Monday, November 5, 2012

The Man I Killed

                     In this Chapter it is Tim O'Brien who is telling the story of the man he killed. I think all the details that O'Brien describes about the man he has killed, besides physical details, come from inner reflection during the five minutes Kiowa has given him next to the man. O'Brien cannot stop staring and is thinking of all the things the man will miss and what led up to his death. The details are him coming to terms with the fact that this man is dead, but he was probably taken out of his misery and sadness towards honor for his family which he wanted by going to war willingly, as if it were privilege.

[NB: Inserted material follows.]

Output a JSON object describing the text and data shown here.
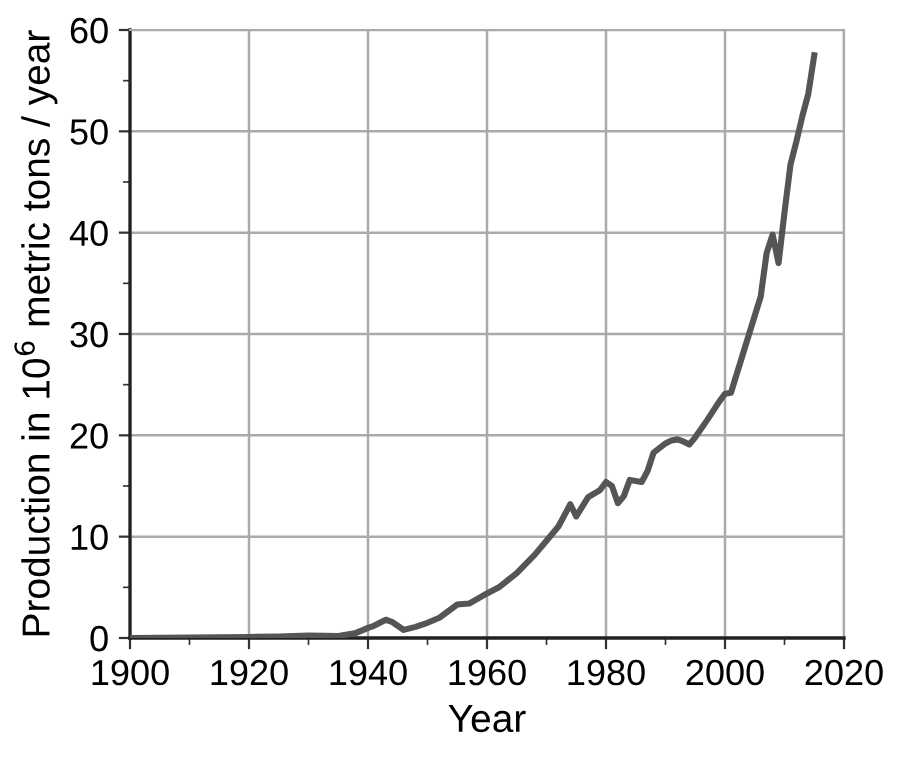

                     O'Brien regrets killing this man, but he threw a grenade without thinking, for he was afraid of the man. Kiowa asks him if he would rather trade places with the man, and to think about it. It was a life or death situation. Nonetheless O'Brien can't stop thinking of the state the body is now in and of all the damage he made. Also he thinks of the man's rubber sandals that blown off as he was pulled through the air and thrown to the ground before him.

Sunday, November 4, 2012

Sweetheart of the Song Tra Bong

                           I think Mary Ann becomes in essence one with Vietnam she kills to protect it, for I think she has learned to love it.  It does not matter that she is a women, but most men are afraid of it for they do not know Vietnam, she learns to know it. They are afraid for they know of the stories from fellow soldiers. She is new to the land however, and morphs to it she wants to incorporate herself into the earth she camouflages herself into it. I think O'Brien lets Rat Kiley tell part of the story because individually the soldiers know so little of what and who they are fighting because they do not know of the land—Vietnam. I believe Rat's story fits O'Brien's criteria for how to tell a true war story, because it definitely does not suggest models of proper human behavior, and has no moral, and neither does war itself. War falls to the land it disappears and wears away it becomes the land just as Mary Ann did.

                         Most of the men went to war, not because they enlisted, but because they were drafted. Instead of running away from it all, decided that they cared more about honoring their families by going to war and not "shaming them." Mary Ann however was not afraid she did not care about the what the soldiers thought, she learned to love the land and and learned to become one with it and to protect it.